With closely held businesses, the succession issues that affect ownership also affect management because the same people typically hold both positions.  The close-knit group find it difficult to distinguish between their ownership in the company and their roles as employees of the business.  For this reason, a critical protection for the company is often missed:   You cannot fire an owner but you can fire an employee.  If an owner fails to perform his or her duties, the owner can be fired as an employee but remains an owner with a right to participate in the profits and losses of the business.  For many businesses, this just doesn’t seem “fair.”   If properly addressed up front, though, “fairness” can be built into the formal relationships among the parties.
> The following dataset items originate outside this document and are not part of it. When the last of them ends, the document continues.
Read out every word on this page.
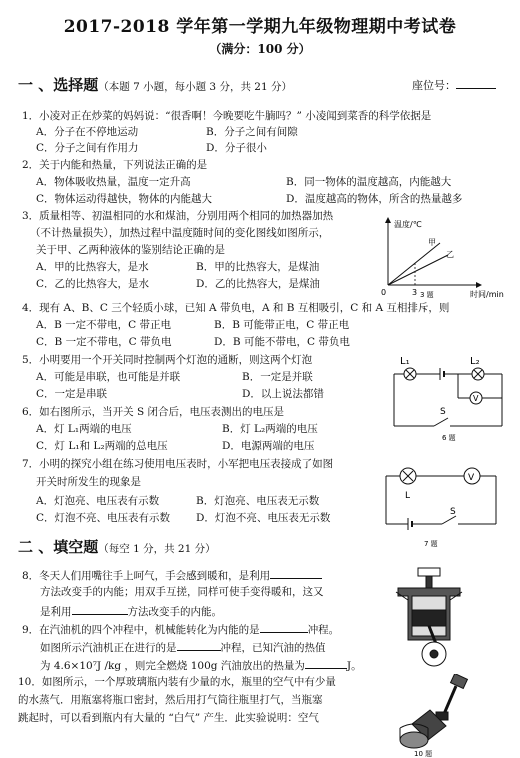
2017-2018 学年第一学期九年级物理期中考试卷
（满分：100 分）
一 、选择题（本题 7 小题，每小题 3 分，共 21 分）	座位号：
1．小凌对正在炒菜的妈妈说：“很香啊！今晚要吃牛腩吗？” 小凌闻到菜香的科学依据是
A．分子在不停地运动	B．分子之间有间隙
C．分子之间有作用力	D．分子很小
2．关于内能和热量，下列说法正确的是
A．物体吸收热量，温度一定升高	B．同一物体的温度越高，内能越大
C．物体运动得越快，物体的内能越大	D．温度越高的物体，所含的热量越多
3．质量相等、初温相同的水和煤油，分别用两个相同的加热器加热
（不计热量损失），加热过程中温度随时间的变化图线如图所示，
关于甲、乙两种液体的鉴别结论正确的是
A．甲的比热容大，是水	B．甲的比热容大，是煤油
C．乙的比热容大，是水	D．乙的比热容大，是煤油
温度/℃
甲
乙
0	3 3 题	时间/min
4．现有 A、B、C 三个轻质小球，已知 A 带负电，A 和 B 互相吸引，C 和 A 互相排斥，则
A．B 一定不带电，C 带正电	B．B 可能带正电，C 带正电
C．B 一定不带电，C 带负电	D．B 可能不带电，C 带负电
5．小明要用一个开关同时控制两个灯泡的通断，则这两个灯泡
A．可能是串联，也可能是并联	B．一定是并联
C．一定是串联	D．以上说法都错
6．如右图所示，当开关 S 闭合后，电压表测出的电压是
A．灯 L₁两端的电压	B．灯 L₂两端的电压
C．灯 L₁和 L₂两端的总电压	D．电源两端的电压
L₁	L₂
V
S
6 题
7．小明的探究小组在练习使用电压表时，小军把电压表接成了如图
开关时所发生的现象是
A．灯泡亮、电压表有示数	B．灯泡亮、电压表无示数
C．灯泡不亮、电压表有示数 D．灯泡不亮、电压表无示数
L
V
S
7 题
二 、填空题（每空 1 分，共 21 分）
8．冬天人们用嘴往手上呵气，手会感到暖和，是利用
方法改变手的内能；用双手互搓，同样可使手变得暖和，这又
是利用	方法改变手的内能。
9．在汽油机的四个冲程中，机械能转化为内能的是	冲程。
如图所示汽油机正在进行的是	冲程，已知汽油的热值
为 4.6×10⁷J /kg ，则完全燃烧 100g 汽油放出的热量为	J。
10．如图所示，一个厚玻璃瓶内装有少量的水，瓶里的空气中有少量
的水蒸气．用瓶塞将瓶口密封，然后用打气筒往瓶里打气，当瓶塞
跳起时，可以看到瓶内有大量的 “白气” 产生．此实验说明：空气
10 题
In most closely held and family owned businesses, the “formal relationship among the parties”  I refer to above is an agreement between owners (usually an “Operating Agreement” for LLCs and a “Shareholders’ Agreement” for corporations).  This agreement should spell out under what circumstances an ownership buyout may be triggered.  These circumstances include both involuntary and voluntary withdrawals of owners from the business.   The termination of employment would be a typical trigger of a mandatory or optional buyout by the company or the other owners.   This buyout gives the company power to determine whether the terminated person remains an owner despite his or her employment termination.  Other involuntary departures that may trigger buyout provisions are death, disability, and bankruptcy.  Voluntary departures must also be considered in these agreements.  Often an owner elects or is forced to cease participation in the business activities due to retirement or other reasons.  The agreements should address whether the company or other owners have the right to purchase the interest of the departing owner in a voluntary departure situation.  In all cases, the agreement should specify the buyout terms.    

The process of thinking through these scenarios and terms offer the business owners an opportunity to consider the critical people in the business and the confidence that the business is in good hands in the event of a planned or sudden departure of one or more owners.